A portfolio of three prominent Beverly Hills office buildings – UTA Plaza and its neighbor the Ice House – was sold late last month for $210 million, or about $910 a square foot, according to a real estate source with knowledge of the deal.

The buildings, home to headquarters offices for United Artists Talent Agency, Playboy Enterprises and Live Nation Entertainment Inc., were purchased by Rockefeller Group Investment Management Corp. of New York on July 31 from Tishman Speyer, also of New York.

UTA Plaza, built in 1985 at 9336 and 9346 Civic Center Drive, consists of two four-story buildings connected by a sky bridge. The 190,000-square-foot complex, which previously served as headquarters for Hilton Hotels Corp., was renamed in 2011 when the talent agency signed its lease. Nearby Ice House, at 9348 Civic Center, was built in 1925 and converted from a cold storage plant to offices in the mid-’90s. It is also four stories tall, holding about 45,000 square feet.
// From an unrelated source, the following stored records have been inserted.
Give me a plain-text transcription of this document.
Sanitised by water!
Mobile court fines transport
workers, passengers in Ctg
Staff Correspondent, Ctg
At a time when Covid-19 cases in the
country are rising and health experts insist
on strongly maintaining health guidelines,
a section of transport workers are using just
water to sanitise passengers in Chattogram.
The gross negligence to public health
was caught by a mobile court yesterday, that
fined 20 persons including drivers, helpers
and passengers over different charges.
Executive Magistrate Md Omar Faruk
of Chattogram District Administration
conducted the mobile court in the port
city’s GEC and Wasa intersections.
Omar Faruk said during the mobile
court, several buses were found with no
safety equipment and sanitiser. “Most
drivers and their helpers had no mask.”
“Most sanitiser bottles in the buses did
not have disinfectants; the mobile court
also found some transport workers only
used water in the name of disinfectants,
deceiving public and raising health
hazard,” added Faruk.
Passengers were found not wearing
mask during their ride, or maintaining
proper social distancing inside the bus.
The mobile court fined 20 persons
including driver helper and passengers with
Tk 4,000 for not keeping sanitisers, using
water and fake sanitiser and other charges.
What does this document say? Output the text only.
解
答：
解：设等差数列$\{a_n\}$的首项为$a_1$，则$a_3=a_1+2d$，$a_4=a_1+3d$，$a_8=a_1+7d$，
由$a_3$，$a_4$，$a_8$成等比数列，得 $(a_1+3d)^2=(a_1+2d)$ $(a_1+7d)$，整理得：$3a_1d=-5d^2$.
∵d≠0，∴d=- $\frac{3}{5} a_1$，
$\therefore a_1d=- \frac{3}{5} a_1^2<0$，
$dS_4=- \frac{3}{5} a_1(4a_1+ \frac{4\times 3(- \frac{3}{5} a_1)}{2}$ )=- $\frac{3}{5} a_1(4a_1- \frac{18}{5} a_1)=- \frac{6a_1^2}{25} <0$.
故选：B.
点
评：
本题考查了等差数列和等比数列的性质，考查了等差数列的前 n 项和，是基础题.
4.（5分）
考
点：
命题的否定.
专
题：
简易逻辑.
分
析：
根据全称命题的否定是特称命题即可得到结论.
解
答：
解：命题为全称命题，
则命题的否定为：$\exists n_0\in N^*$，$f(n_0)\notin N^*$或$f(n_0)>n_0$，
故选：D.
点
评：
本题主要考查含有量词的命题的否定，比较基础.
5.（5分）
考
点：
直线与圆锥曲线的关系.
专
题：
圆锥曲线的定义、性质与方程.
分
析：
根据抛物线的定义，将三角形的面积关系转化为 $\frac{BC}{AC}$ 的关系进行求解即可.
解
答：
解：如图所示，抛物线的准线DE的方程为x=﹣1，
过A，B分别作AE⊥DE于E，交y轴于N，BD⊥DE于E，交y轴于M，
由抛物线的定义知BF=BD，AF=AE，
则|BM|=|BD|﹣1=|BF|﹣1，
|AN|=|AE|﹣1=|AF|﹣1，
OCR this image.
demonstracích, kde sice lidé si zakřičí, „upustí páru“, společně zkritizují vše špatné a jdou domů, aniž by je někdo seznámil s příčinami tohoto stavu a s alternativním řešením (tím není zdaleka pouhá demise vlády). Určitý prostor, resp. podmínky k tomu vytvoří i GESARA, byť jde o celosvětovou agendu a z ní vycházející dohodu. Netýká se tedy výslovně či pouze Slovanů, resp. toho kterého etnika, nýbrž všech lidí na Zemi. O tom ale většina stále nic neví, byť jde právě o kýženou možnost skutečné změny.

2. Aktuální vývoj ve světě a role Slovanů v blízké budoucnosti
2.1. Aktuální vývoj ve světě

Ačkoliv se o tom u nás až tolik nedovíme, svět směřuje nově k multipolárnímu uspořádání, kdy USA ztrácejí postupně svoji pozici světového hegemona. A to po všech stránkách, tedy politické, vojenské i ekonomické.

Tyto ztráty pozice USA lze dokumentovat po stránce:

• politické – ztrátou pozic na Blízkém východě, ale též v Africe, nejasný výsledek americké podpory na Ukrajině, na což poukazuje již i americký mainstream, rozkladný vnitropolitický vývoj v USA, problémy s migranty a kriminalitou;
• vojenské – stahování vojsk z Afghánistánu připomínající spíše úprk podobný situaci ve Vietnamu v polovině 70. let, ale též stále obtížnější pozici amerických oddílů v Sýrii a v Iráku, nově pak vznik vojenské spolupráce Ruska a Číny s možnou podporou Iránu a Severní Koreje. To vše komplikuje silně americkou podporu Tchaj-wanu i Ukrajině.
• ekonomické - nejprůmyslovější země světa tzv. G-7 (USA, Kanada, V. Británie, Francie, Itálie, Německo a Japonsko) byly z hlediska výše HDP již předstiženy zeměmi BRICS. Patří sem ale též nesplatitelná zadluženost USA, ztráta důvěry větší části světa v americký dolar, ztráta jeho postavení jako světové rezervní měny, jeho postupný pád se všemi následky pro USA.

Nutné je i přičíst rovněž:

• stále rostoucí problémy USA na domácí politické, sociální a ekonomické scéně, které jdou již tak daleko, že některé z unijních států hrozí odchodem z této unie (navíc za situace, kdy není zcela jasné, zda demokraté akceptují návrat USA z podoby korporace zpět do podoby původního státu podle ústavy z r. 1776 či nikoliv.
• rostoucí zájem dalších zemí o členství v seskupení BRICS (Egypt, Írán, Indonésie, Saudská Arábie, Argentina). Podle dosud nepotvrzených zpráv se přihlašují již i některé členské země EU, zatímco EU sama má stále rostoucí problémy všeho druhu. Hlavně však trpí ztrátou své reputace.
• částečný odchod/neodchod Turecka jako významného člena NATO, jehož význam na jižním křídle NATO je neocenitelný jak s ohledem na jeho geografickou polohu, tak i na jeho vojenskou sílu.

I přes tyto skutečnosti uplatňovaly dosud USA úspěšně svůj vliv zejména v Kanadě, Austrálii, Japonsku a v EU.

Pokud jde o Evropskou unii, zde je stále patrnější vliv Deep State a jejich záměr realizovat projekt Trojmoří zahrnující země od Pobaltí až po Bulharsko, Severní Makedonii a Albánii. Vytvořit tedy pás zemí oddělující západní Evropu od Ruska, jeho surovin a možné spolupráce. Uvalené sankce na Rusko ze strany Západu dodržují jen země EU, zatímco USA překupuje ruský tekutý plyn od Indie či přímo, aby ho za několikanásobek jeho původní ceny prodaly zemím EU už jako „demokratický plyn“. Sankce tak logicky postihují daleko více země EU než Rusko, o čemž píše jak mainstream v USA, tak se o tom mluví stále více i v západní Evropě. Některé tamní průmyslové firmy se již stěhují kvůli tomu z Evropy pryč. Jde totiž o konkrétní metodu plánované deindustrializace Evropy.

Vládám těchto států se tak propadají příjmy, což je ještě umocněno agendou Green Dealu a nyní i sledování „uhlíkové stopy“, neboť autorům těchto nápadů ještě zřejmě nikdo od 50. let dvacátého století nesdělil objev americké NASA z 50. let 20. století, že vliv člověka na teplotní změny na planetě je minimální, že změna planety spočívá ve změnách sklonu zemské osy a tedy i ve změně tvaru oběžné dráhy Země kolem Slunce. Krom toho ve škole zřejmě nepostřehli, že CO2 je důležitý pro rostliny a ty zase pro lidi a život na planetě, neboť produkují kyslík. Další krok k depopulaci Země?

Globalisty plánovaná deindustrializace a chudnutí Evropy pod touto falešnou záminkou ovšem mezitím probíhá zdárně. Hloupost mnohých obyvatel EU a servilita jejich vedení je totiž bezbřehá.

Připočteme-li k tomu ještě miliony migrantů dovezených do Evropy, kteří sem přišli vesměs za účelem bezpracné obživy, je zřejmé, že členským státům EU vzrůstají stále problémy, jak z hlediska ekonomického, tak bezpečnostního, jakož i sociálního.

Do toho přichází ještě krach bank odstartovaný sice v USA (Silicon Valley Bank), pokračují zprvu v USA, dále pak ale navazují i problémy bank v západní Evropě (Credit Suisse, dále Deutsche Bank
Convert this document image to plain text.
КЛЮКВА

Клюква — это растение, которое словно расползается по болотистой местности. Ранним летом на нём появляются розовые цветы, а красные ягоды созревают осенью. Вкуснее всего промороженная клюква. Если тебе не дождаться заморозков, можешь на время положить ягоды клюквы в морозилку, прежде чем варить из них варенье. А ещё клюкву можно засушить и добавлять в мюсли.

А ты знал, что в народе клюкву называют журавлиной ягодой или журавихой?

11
Concert promoter Live Nation moved into the building in 2006.

When Tishman acquired the buildings in two separate sales in 2011, only the Ice House was occupied. All three buildings, now fully leased, had recently undergone renovations overseen by downtown L.A. architectural firm Shimoda Design Group.

Dennis Irvin, chief executive of Rockefeller Group Investment Management, said he was attracted to the 3.4-acre portfolio for several reasons.

“These are distinctive properties in an established institutional market,” he said in a statement. “They represent premier assets with prominent tenants in a highly desirable submarket with supply constraints, all of which combine to offer stability, liquidity and good long-term prospects.”

Brokerage Eastdil Secured represented the seller in the deal; the buyer handled negotiations internally.

Chinese Catch

Shenzhen Hazens Real Estate Group Co., one of the largest development companies in China, has purchased the Luxe City Center Hotel and two adjacent parcels for $105 million.

The hotel property, at 1020 S. Figueroa St., was sold by Beverly Hills developer Emerik Properties Corp.

The 178-room hotel, which sits on about eight-tenths of an acre across the street from the Staples Center and L.A. Live, is the second the Chinese firm has purchased in Los Angeles in the last year. Shenzhen Hazens bought the 802-room Sheraton Gateway Los Angeles Hotel near Los Angeles International Airport for $96 million in December.

Once a Holiday Inn, the Luxe hotel opened with the West L.A. boutique hotel flag four years ago after a $10 million renovation. Shenzhen Hazens might tear down the hotel to build a larger, fancier hotel, but not for several years, according to the Wall Street Journal, which first reported the transaction.

Efrem Harkham, chief executive of Luxe Hotels, said the new ownership signed a contract with the hotel brand last month to keep the Luxe flag flying for at least five more years.

“There are no immediate plans for Luxe to be torn down, so we look forward to continuing to be there,” he said.

The buyer also plans to spend at least $250 million to develop condos and an office tower on the adjacent vacant land.

Shenzhen Hazens’ entry into the downtown development market is the latest in a recent flood of investment by Chinese investors. Beijing developer Oceanwide Real Estate Group purchased the 4.6-acre site known as Fig Central, across from Staples Center, for $175 million in December. The next month, Shanghai developer Greenland Group purchased the 6.3-acre Metropolis site at the northwest corner of Eighth and Francisco streets.

Downtown Deal

A 12-story creative office building near downtown Los Angeles just south of the 10 freeway has sold for $19 million.

An entity controlled by L.A. investors Kaveh Bral and Moiez Benyaminov purchased the 182,500-square-foot building at 155 W. Washington Blvd. from Foster City investor Leslie Keyak.

The multitenant Class C office building, constructed in 1927, had been renovated in 2010 and includes 70 covered parking spaces. The building was about 97 percent leased to short-term tenants at the time of sale.

John Anthony, a senior managing director at Charles Dunn Co., represented the seller in the deal. He said the buyer was attracted to the building’s upside potential.

“With current demand for creative office space in Los Angeles and the beginning resurgence of this pocket of downtown, the property was a strong value-add opportunity for an investor looking to capitalize on the short-term existing leases at below-market rents,” he said.

Christopher Steck of Charles Dunn also represented the seller in the deal; the buyer handled negotiations internally.